La tumba como morada (eco de Santa Teresa de Jesús), la tumba como exilio, tiene el suelo negro como signo escénico de muerte que contrasta con el vestido blanco de la virgen Antígona (interpretada en la palabra por Ana García y en la danza por Cristina Pérez Bermejo y Elena Rocha), precedida por la entrada construida por dos columnas. En ella permanece toda la obra y en su delirio acuden visiones y sueños de los suyos, su hermana Ismene, Edipo el padre (Camilo Maqueda), Ana la nodriza (Mamen Godoy), su madre Yocasta, la Harpía (Tania Garrido), sus hermanos Eteocles (Jorge Barrantes) y Polínices (Simón Ferrero), Creón (Jose A. Lucia) y Hemón (Francisco García), por este orden en la puesta en escena de Silveira. Cabe agradecer el desarrollo que Rodríguez hace del personaje de Hemón, hijo de Creón, que aporta el único momento de amor puro en la obra. Sus palabras, en la versión de Nieves aportan mucho más de lo que Sófocles dibujó de él: “Pero no sé si sabes que yo soy, entre todos tus muertos, el único que ha muerto por ti, por tu amor. Lo demás, estos también, tus hermanos, han ido a la muerte por otra cosa, por sus sueños o por sus principios, sin ver a la muchacha Antígona, a la que han devorado. Y yo te amaba a ti, a esa muchacha. No sé si me maté o si es que no pude seguir sin ti viviendo”.
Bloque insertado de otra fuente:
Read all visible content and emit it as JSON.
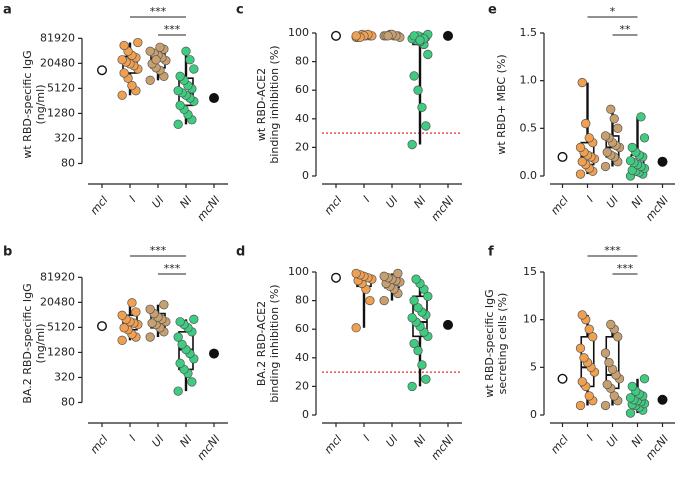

El espacio de la escena superior está cubierto de arena. Refleja Tebas. El arranque en silencio del espectáculo consiste en seres sonámbulos vestidos de negro que corren por el espacio y se desploman sobre el suelo. En el fondo derecha se observa un piano desvencijado rodeado de pilas de libros rotos y desechos por la guerra. En un lateral vemos una cama que cobra sentido hacia el final del espectáculo, símbolo del tálamo nupcial entre Hemón y Antígona que no fue. Todas las acciones y movimiento escénico expresan un sentimiento de propósito o designio que no termina de alcanzar su plenitud.
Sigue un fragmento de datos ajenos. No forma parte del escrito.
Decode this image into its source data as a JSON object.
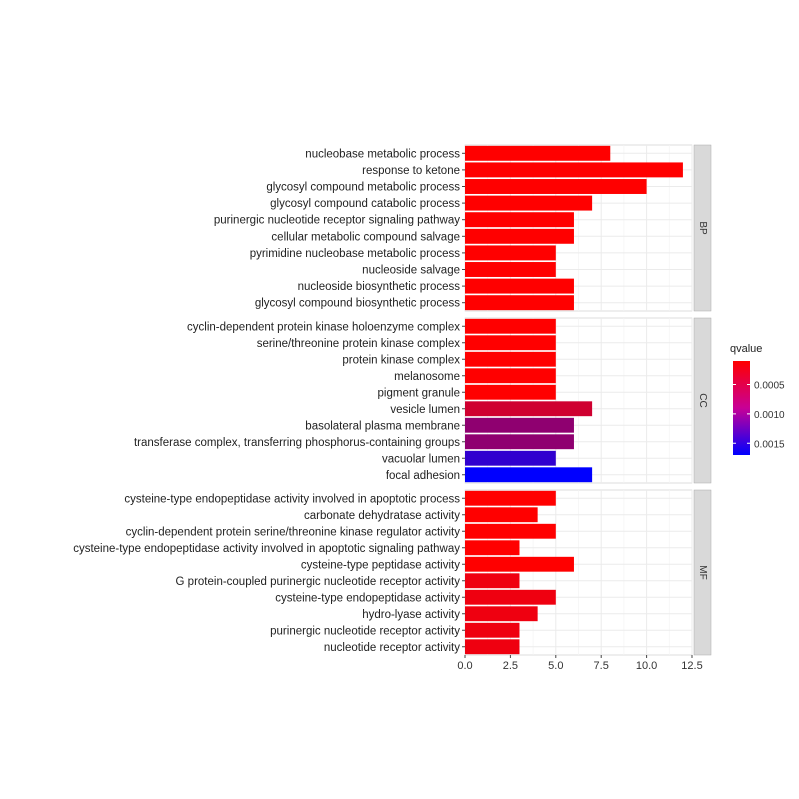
{
  "chart_data": {
    "type": "bar",
    "orientation": "horizontal",
    "facets": [
      {
        "name": "BP",
        "categories": [
          "nucleobase metabolic process",
          "response to ketone",
          "glycosyl compound metabolic process",
          "glycosyl compound catabolic process",
          "purinergic nucleotide receptor signaling pathway",
          "cellular metabolic compound salvage",
          "pyrimidine nucleobase metabolic process",
          "nucleoside salvage",
          "nucleoside biosynthetic process",
          "glycosyl compound biosynthetic process"
        ],
        "values": [
          8,
          12,
          10,
          7,
          6,
          6,
          5,
          5,
          6,
          6
        ],
        "qvalues": [
          0.0001,
          0.0001,
          0.0001,
          0.0001,
          0.0001,
          0.0001,
          0.0001,
          0.0001,
          0.0001,
          0.0001
        ]
      },
      {
        "name": "CC",
        "categories": [
          "cyclin-dependent protein kinase holoenzyme complex",
          "serine/threonine protein kinase complex",
          "protein kinase complex",
          "melanosome",
          "pigment granule",
          "vesicle lumen",
          "basolateral plasma membrane",
          "transferase complex, transferring phosphorus-containing groups",
          "vacuolar lumen",
          "focal adhesion"
        ],
        "values": [
          5,
          5,
          5,
          5,
          5,
          7,
          6,
          6,
          5,
          7
        ],
        "qvalues": [
          0.0001,
          0.0001,
          0.0001,
          0.0001,
          0.0001,
          0.0004,
          0.0008,
          0.0008,
          0.0014,
          0.0017
        ]
      },
      {
        "name": "MF",
        "categories": [
          "cysteine-type endopeptidase activity involved in apoptotic process",
          "carbonate dehydratase activity",
          "cyclin-dependent protein serine/threonine kinase regulator activity",
          "cysteine-type endopeptidase activity involved in apoptotic signaling pathway",
          "cysteine-type peptidase activity",
          "G protein-coupled purinergic nucleotide receptor activity",
          "cysteine-type endopeptidase activity",
          "hydro-lyase activity",
          "purinergic nucleotide receptor activity",
          "nucleotide receptor activity"
        ],
        "values": [
          5,
          4,
          5,
          3,
          6,
          3,
          5,
          4,
          3,
          3
        ],
        "qvalues": [
          0.0001,
          0.0001,
          0.0001,
          0.0001,
          0.0001,
          0.0002,
          0.0002,
          0.0002,
          0.0002,
          0.0002
        ]
      }
    ],
    "x_ticks": [
      "0.0",
      "2.5",
      "5.0",
      "7.5",
      "10.0",
      "12.5"
    ],
    "xlim": [
      0,
      12.5
    ],
    "legend": {
      "title": "qvalue",
      "ticks": [
        "0.0005",
        "0.0010",
        "0.0015"
      ],
      "tick_values": [
        0.0005,
        0.001,
        0.0015
      ],
      "range": [
        0.0001,
        0.0017
      ],
      "color_low": "#ff0000",
      "color_high": "#0000ff",
      "placement": "right"
    },
    "grid": true,
    "panel_background": "#ffffff",
    "grid_color": "#ebebeb",
    "strip_background": "#d9d9d9"
  }
}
Confieso que siempre consideré árida la lectura de La tumba de Antígona que invita a la reflexión más que a la acción. Prácticamente todo lo que sucede en la obra de Zambrano ocurre en el delirio de Antígona en su tumba. La autora nos invita a hacer el viaje a partir de un inicio en el que la conciencia del personaje, sin un orden claro de sucesión de los hechos, navega por su historia, la historia del mito de los Labdácidas, con momentos de clarividencia o fulgores en los que dialoga con todos los personajes mencionados, para alcanzar la serenidad y la calma final.
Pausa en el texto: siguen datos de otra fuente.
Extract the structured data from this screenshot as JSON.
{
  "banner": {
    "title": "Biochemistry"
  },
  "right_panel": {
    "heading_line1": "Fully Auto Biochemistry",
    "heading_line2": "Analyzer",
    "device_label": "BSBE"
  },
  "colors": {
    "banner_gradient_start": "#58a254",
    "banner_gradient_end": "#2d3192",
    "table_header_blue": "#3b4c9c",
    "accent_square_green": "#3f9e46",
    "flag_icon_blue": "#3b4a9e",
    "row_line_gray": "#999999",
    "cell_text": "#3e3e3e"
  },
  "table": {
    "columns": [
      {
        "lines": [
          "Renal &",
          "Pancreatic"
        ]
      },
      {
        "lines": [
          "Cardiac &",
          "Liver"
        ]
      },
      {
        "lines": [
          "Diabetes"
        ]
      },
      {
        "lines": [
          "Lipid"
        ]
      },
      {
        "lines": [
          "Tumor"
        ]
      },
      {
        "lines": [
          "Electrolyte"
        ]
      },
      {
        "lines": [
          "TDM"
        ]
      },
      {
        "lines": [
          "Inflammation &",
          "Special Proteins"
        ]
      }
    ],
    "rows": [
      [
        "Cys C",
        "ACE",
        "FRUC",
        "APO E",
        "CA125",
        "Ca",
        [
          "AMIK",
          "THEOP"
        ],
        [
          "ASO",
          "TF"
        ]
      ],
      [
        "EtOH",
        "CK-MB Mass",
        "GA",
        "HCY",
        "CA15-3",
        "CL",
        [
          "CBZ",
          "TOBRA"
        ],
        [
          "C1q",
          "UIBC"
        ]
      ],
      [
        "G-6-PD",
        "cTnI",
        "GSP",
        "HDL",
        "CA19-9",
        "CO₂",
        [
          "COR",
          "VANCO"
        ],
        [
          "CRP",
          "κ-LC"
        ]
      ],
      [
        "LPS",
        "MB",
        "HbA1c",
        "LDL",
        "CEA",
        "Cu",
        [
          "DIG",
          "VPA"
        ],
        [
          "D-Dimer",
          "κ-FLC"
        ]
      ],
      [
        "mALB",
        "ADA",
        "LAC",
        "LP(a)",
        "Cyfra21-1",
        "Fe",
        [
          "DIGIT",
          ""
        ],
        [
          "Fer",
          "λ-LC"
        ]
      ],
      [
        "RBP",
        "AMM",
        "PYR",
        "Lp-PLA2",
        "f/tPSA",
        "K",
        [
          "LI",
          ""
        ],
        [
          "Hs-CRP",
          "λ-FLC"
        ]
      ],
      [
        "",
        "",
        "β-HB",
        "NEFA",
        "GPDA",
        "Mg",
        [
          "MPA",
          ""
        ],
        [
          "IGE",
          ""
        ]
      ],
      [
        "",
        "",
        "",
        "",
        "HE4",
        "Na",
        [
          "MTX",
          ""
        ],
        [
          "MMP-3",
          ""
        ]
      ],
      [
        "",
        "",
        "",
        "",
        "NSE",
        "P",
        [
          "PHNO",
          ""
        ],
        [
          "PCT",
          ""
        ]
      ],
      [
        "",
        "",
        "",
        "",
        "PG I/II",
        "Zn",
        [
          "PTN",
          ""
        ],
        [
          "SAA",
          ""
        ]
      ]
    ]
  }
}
En la dirección de Silveira, arropada por todo el equipo artístico técnico de la Nave del Duende[4], sede de la compañía Karlik teatro danza, se aprecia el gusto por desentrañar y desvelar imágenes corpóreas del delirio, así como las relaciones entre los personajes a través de los gestos y la creación coreográfica que no cesa a lo largo de toda la obra, logrando un espectáculo de cuidada y profunda semiótica. Los coros expresan esa mirada colectiva a los acontecimientos; las imágenes coreográficas y los recursos sensoriales sonoros y físicos como el agua o las telas rojas, meten a los espectadores en un espectáculo de belleza trágica; al final escuchamos la voz de María Zambrano que brota como la fuente de agua real en la escena, señalando a la palabra como el origen de todo, con el amor y la piedad al frente.
[1] Fuegos (1986), Marguerite Yourcenar. Traducción de Emma Calatayud.
[2] Escritos autobiográficos. Delirios. Poemas (1928-1990)
[3] Es precisamente este un título de la obra de Nieves Rodríguez Rodríguez. La araña del cerebro (2014), V Premio teatral Jesús Domínguez.